Yeah, I was gonna say…as things stand, the privacy situation on the Threadiverse is in many respects weaker than on, say, Reddit. Yeah, you get to choose the third-party app that may live on a phone, or the Web client, and your instances only directly pushes some data out via federation.

However, if you’re on the Threadiverse, then you have no idea what a given Threadiverse instance out there pulling in federated data is storing. You don’t know how secure your instances is, even if your instance admin has the best intentions. Unless your instance is whitelisting a very limited set of trusted instances or isn’t federating at all and is private, treating anything you put out there as basically accessible to every organization and company is probably a good idea.

Your own instance may not retain deleted (including by mods or admins) or edited comments, but it’s a good bet that if someone else’s instance isn’t yet, they will, and they’ll permit recovering them. There were people doing this on Reddit via pushshift.io.
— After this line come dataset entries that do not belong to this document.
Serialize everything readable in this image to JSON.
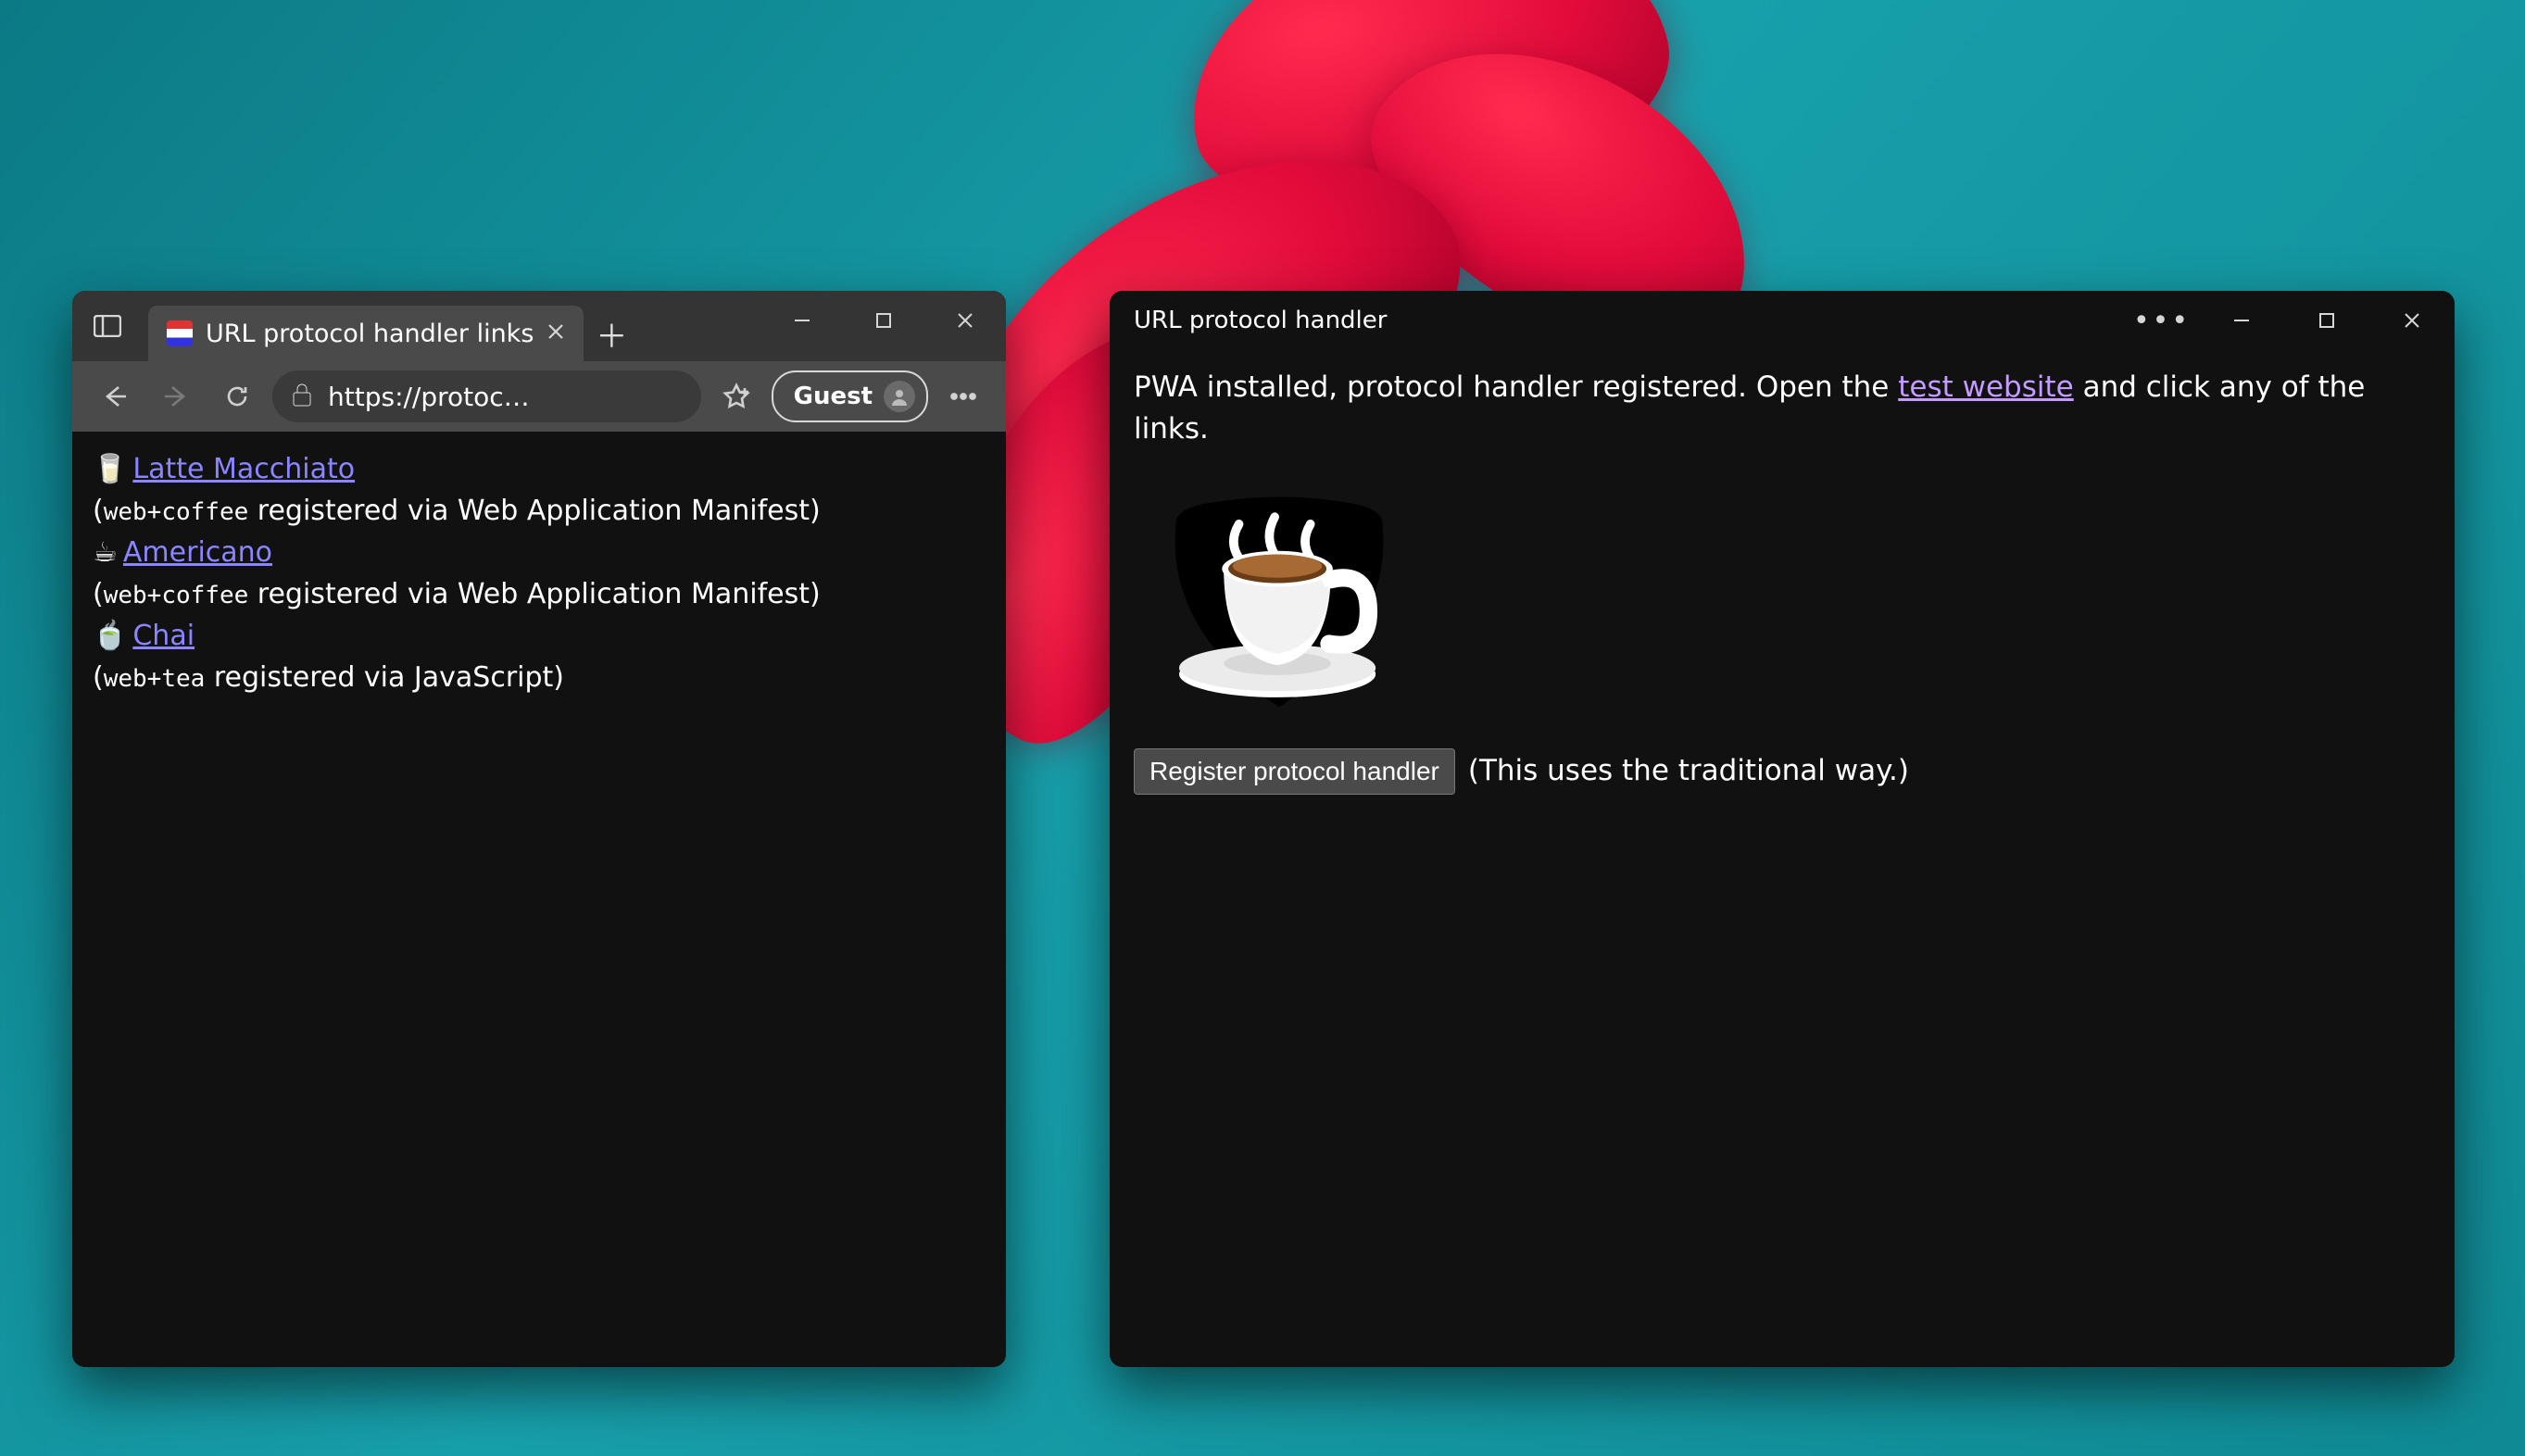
{
  "browser": {
    "tab_title": "URL protocol handler links",
    "url_display": "https://protoc…",
    "guest_label": "Guest",
    "entries": [
      {
        "emoji": "🥛",
        "link": "  Latte Macchiato",
        "protocol": "web+coffee",
        "note": " registered via Web Application Manifest)"
      },
      {
        "emoji": "☕",
        "link": "  Americano",
        "protocol": "web+coffee",
        "note": " registered via Web Application Manifest)"
      },
      {
        "emoji": "🍵",
        "link": "  Chai",
        "protocol": "web+tea",
        "note": " registered via JavaScript)"
      }
    ]
  },
  "pwa": {
    "title": "URL protocol handler",
    "message_before": "PWA installed, protocol handler registered. Open the ",
    "message_link": "test website",
    "message_after": " and click any of the links.",
    "button_label": "Register protocol handler",
    "button_note": "(This uses the traditional way.)"
  }
}
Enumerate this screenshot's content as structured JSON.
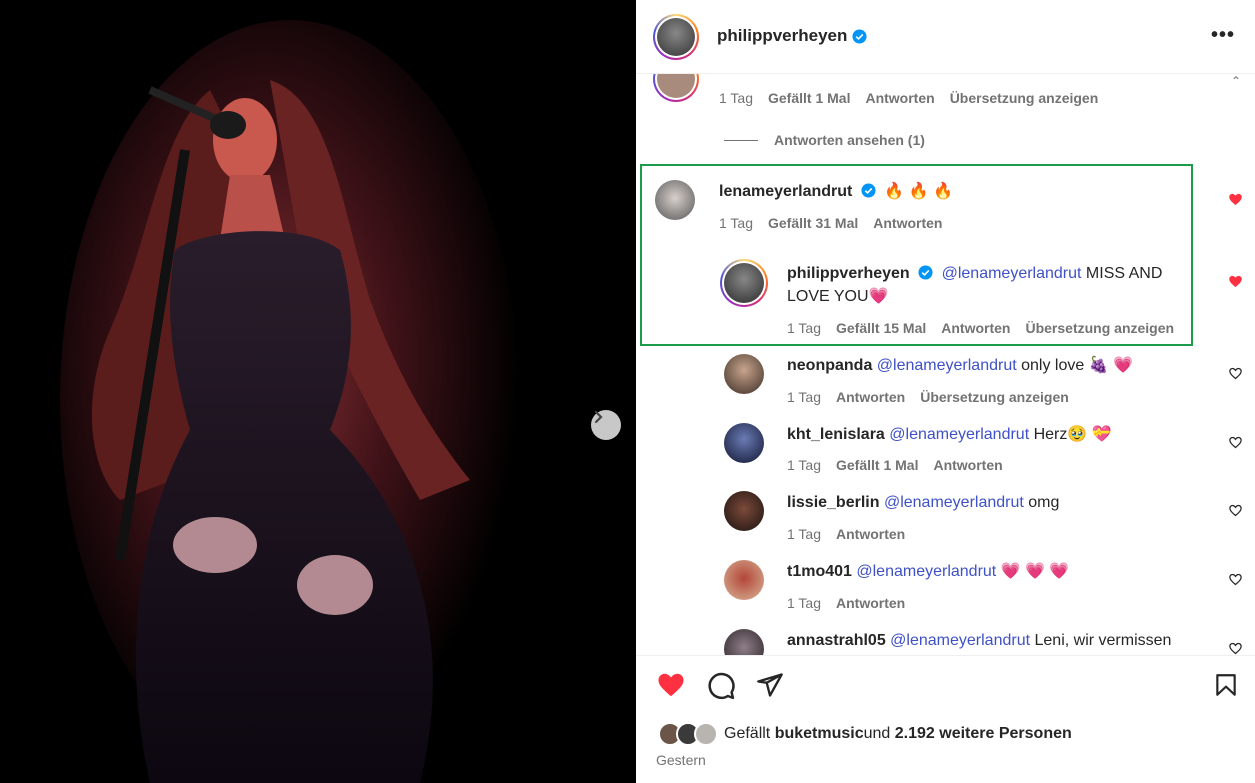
{
  "post": {
    "username": "philippverheyen",
    "more_icon": "more-horizontal-icon"
  },
  "comments": {
    "first": {
      "time": "1 Tag",
      "likes": "Gefällt 1 Mal",
      "reply": "Antworten",
      "translate": "Übersetzung anzeigen"
    },
    "view_replies": "Antworten ansehen (1)",
    "highlighted": {
      "username": "lenameyerlandrut",
      "text": "🔥 🔥 🔥",
      "time": "1 Tag",
      "likes": "Gefällt 31 Mal",
      "reply": "Antworten",
      "liked": true
    },
    "reply": {
      "username": "philippverheyen",
      "mention": "@lenameyerlandrut",
      "text_line1": " MISS AND",
      "text_line2": "LOVE YOU💗",
      "time": "1 Tag",
      "likes": "Gefällt 15 Mal",
      "reply": "Antworten",
      "translate": "Übersetzung anzeigen",
      "liked": true
    },
    "list": [
      {
        "username": "neonpanda",
        "mention": "@lenameyerlandrut",
        "text": " only love  🍇 💗",
        "time": "1 Tag",
        "likes": "",
        "reply": "Antworten",
        "translate": "Übersetzung anzeigen"
      },
      {
        "username": "kht_lenislara",
        "mention": "@lenameyerlandrut",
        "text": " Herz🥹 💝",
        "time": "1 Tag",
        "likes": "Gefällt 1 Mal",
        "reply": "Antworten",
        "translate": ""
      },
      {
        "username": "lissie_berlin",
        "mention": "@lenameyerlandrut",
        "text": " omg",
        "time": "1 Tag",
        "likes": "",
        "reply": "Antworten",
        "translate": ""
      },
      {
        "username": "t1mo401",
        "mention": "@lenameyerlandrut",
        "text": " 💗 💗 💗",
        "time": "1 Tag",
        "likes": "",
        "reply": "Antworten",
        "translate": ""
      },
      {
        "username": "annastrahl05",
        "mention": "@lenameyerlandrut",
        "text": " Leni, wir vermissen",
        "time": "",
        "likes": "",
        "reply": "",
        "translate": ""
      }
    ]
  },
  "footer": {
    "likes_prefix": "Gefällt ",
    "likes_user": "buketmusic",
    "likes_mid": " und ",
    "likes_count": "2.192 weitere Personen",
    "date": "Gestern"
  },
  "colors": {
    "like_red": "#ff3040",
    "mention_blue": "#3f51c6",
    "highlight_green": "#1a9c4a",
    "verified_blue": "#0095f6"
  }
}
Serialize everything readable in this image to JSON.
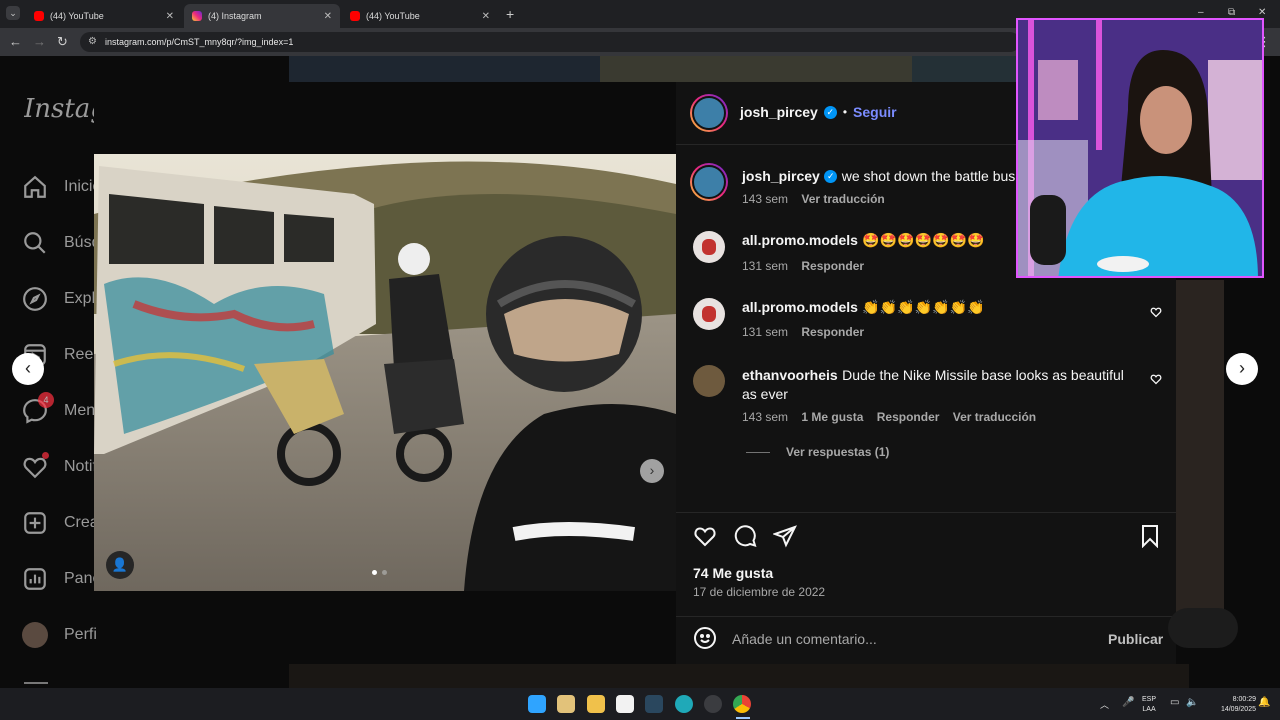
{
  "browser": {
    "tabs": [
      {
        "title": "(44) YouTube",
        "favicon": "youtube-icon",
        "active": false
      },
      {
        "title": "(4) Instagram",
        "favicon": "instagram-icon",
        "active": true
      },
      {
        "title": "(44) YouTube",
        "favicon": "youtube-icon",
        "active": false
      }
    ],
    "new_tab": "+",
    "url": "instagram.com/p/CmST_mny8qr/?img_index=1",
    "window_controls": [
      "–",
      "⧉",
      "✕"
    ]
  },
  "sidebar": {
    "logo": "Instagram",
    "items": [
      {
        "label": "Inicio",
        "icon": "home-icon"
      },
      {
        "label": "Búsqueda",
        "icon": "search-icon"
      },
      {
        "label": "Explorar",
        "icon": "compass-icon"
      },
      {
        "label": "Reels",
        "icon": "reels-icon"
      },
      {
        "label": "Mensajes",
        "icon": "messenger-icon",
        "badge": "4"
      },
      {
        "label": "Notificaciones",
        "icon": "heart-icon"
      },
      {
        "label": "Crear",
        "icon": "plus-square-icon"
      },
      {
        "label": "Panel",
        "icon": "dashboard-icon"
      },
      {
        "label": "Perfil",
        "icon": "avatar"
      }
    ]
  },
  "post": {
    "author": "josh_pircey",
    "dot": "•",
    "follow_label": "Seguir",
    "caption": {
      "user": "josh_pircey",
      "text": "we shot down the battle bus",
      "time": "143 sem",
      "translate": "Ver traducción"
    },
    "comments": [
      {
        "user": "all.promo.models",
        "text": "🤩🤩🤩🤩🤩🤩🤩",
        "time": "131 sem",
        "reply": "Responder"
      },
      {
        "user": "all.promo.models",
        "text": "👏👏👏👏👏👏👏",
        "time": "131 sem",
        "reply": "Responder"
      },
      {
        "user": "ethanvoorheis",
        "text": "Dude the Nike Missile base looks as beautiful as ever",
        "time": "143 sem",
        "likes": "1 Me gusta",
        "reply": "Responder",
        "translate": "Ver traducción"
      }
    ],
    "view_replies": "Ver respuestas (1)",
    "likes": "74 Me gusta",
    "date": "17 de diciembre de 2022",
    "comment_placeholder": "Añade un comentario...",
    "publish": "Publicar"
  },
  "taskbar": {
    "lang_top": "ESP",
    "lang_bottom": "LAA",
    "time": "8:00:29",
    "date": "14/09/2025"
  },
  "colors": {
    "accent": "#0095f6",
    "follow": "#7b8cff",
    "webcam_border": "#e155ff"
  }
}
It’s probably possible to have people analyzing comment activity to detect where someone’s instance is, based on time-of-day and holiday and so forth activity; people had several sites doing this for Reddit.

And it’s probably not that hard to obtain a user’s IP address, so either you want to be okay with what you’re posting maybe being linked to your IP or avoid having a persistent IP, like, via use of a VPN or something. Probably possible for someone to at least roughly geolocate an IP. Might be possible to correlate it with other logs; if someone, for example, has access to someone’s Steam login history and can link that to an identity and can link both to an IP address at different times, they can probably deanonymize a user.

There are also text classifiers that can run on comments, extract things like someone’s likely gender and anything else that you’ve trained a statistical text classifier on a large-enough corpus. Probably can get at least approximate age, and I’ve seen classifiers that aim at identifying roughly where someone lives. Some famous examples of deanonymization via text:

Robert Hanssen, a very serious mole in the FBI, was caught after he used the phrase “the purple-pissing Japanese”, which was a quote from General George Patton, in an anonymous context, and someone had heard him use it once before (not a computer, just humans managed to pull this off). It’s probably possible to cross-correlate unusual phrases across identities; it doesn’t take many to form a unique signature.
The Federalist Papers were an important set of documents written under the pseudonym “Publius” by several major Founding Fathers in the US – Alexander Hamilton, James Madison, and John Jay. They argued for the ratification of the US Constitution. Some centuries later, computer-based Bayesian statistical analysis became practical, and it became possible to deanonymize most of the articles – train a classifier on their known works, then run it on their anonymous works, and get an estimate with confidence level as to the identity of the author. That was pretty nifty from a historian’s standpoint, but it’s worth considering that the same technique is also viable today to deanonymize people.

With Reddit or similar, Reddit’s probably gonna data-mine what they can and may sell it to some parties, but they also probably won’t be directly feeding it to random unsavory person, though it may wind up in their hands.

There are probably a couple of good ways that lemmy/kbin could legitimately improve privacy.

I don’t know what the logging situation is today, but having the option for an admin to bound log retention time might be a good idea; retaining enough for abuse and debugging, but not leaving a lot of data around in case someone breaks in and swipes 'em. You still need to trust your instance admin, and the lemmy/kbin software, but at least it’s possible for an admin to bound what gets swiped if someone breaks in.
Not allowing remote images in comments, which is presently permitted; as I point out above, that’s going to let user IP addresses be extracted by parties other than their instance. At least give the user the option to block them, and have home instances maybe have an option to cache them and serve them locally…that’ll create its own storage and bandwidth concerns, but one can at least imagine heuristics to deal with that.
Having some form of public/private key authentication – like, I can upload a pubkey to an account – to permit someone to prove that they are who they say they are in the event of later instance compromise.